Faith has read All-of-a-Kind Family since my last bibliographical update and will soon be finished with Betsy-Tacy and Tib. Eric has been working his way through the suggested books in the back of his reading text: Have You Seen My Cat?, Look What I Can Do, I Love You, Dear Dragon, Blue Sea, Hop on Pop, Inside Outside Upside Down, Green Eggs and Ham, Go, Dog, Go!, The Carrot Seed, Whose Mouse Are You?, Home for a Bunny, Who Took the Farmer's Hat?, and A Kiss for Little Bear. (I have very warm memories of Faith first reading Home for a Bunny; she sounded so cute saying, "A ... home ... for ... a ... bunny ... A ... home ... of ... his ... own.") The next books in the list are Henry and Mudge, Nate the Great, and the first Magic Tree House book, but the complexity of those stories is a bit much for a four-year-old so we're digressing into some other beginner books before getting back to the more school-age books. Right now, we're starting the stories in this book, which I liked when I was little. It's sadly out of print, and the stories in it don't seem to be available elsewhere so when my ancient copy gives out, that'll be it for "Tony and His Friends," "Too Many Bozos," and "Come On, Play Ball."
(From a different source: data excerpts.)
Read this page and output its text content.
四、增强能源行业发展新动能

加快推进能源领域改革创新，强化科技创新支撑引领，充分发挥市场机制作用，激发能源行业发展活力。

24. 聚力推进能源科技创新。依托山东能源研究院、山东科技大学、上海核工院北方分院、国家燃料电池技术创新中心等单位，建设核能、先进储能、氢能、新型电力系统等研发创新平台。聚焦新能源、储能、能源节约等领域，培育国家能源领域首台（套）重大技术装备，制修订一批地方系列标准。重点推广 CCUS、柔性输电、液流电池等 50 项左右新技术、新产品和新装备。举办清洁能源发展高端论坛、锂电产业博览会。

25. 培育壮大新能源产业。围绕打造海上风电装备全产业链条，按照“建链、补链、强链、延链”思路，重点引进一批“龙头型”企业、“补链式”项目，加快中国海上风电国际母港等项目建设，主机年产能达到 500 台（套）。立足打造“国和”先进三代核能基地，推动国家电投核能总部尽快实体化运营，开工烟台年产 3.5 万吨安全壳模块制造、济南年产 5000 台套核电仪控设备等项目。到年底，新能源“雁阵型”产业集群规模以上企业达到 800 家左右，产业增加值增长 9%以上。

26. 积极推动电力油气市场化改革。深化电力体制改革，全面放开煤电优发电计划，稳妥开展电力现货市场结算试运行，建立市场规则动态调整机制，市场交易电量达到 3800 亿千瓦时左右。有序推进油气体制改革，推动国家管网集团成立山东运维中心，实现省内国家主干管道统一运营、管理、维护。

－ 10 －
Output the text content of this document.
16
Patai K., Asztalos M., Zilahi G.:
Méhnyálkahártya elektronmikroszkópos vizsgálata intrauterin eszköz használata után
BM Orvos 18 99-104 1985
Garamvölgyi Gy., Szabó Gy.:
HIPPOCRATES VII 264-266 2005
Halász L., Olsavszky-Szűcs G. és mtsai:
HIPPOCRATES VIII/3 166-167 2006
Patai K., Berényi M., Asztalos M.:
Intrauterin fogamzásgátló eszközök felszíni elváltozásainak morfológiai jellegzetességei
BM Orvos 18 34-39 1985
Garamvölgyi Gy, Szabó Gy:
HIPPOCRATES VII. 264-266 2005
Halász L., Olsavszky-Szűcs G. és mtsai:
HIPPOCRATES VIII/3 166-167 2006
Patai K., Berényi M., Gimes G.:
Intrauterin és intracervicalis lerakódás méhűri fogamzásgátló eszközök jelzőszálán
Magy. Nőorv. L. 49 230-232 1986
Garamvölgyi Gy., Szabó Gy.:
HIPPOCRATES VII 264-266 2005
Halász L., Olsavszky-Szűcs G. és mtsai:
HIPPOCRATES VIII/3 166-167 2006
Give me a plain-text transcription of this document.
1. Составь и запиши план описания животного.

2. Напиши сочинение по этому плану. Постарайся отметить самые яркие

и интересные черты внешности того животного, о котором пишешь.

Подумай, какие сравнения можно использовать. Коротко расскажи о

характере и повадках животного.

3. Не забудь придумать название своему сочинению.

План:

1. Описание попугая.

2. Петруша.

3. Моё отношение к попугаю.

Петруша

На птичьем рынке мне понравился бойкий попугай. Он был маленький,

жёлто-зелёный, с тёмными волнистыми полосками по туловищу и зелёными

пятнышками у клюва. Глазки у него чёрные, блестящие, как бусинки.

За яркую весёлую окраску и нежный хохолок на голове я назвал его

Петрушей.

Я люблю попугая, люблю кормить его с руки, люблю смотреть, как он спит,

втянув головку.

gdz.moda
As for me, I'm still working my way through a backlog of magazines. I recently read an interesting behind-the-scenes-of-the-Deepwater-Horizon in Fortune that reminded me of the old disaster stories I used to read in 1980's-era Reader's Digests, of the ilk that told you Joe Doomed was eating breakfast and Vivaca Victim was driving to work at the exact moment two storm fronts were meeting 50 miles to the northwest. I always enjoyed trying to divine who was going to live and who was going to die from the way they wrote the story. The giveaway was if they told you what someone was thinking, as there was no way to find out what someone had been thinking if they had in fact died in the disaster. It's cheating of the deepest kind to make up what someone might have been thinking; some of the later stories did this, as I recall, and met with my disgust. Don't claim to be nonfiction and then make stuff up.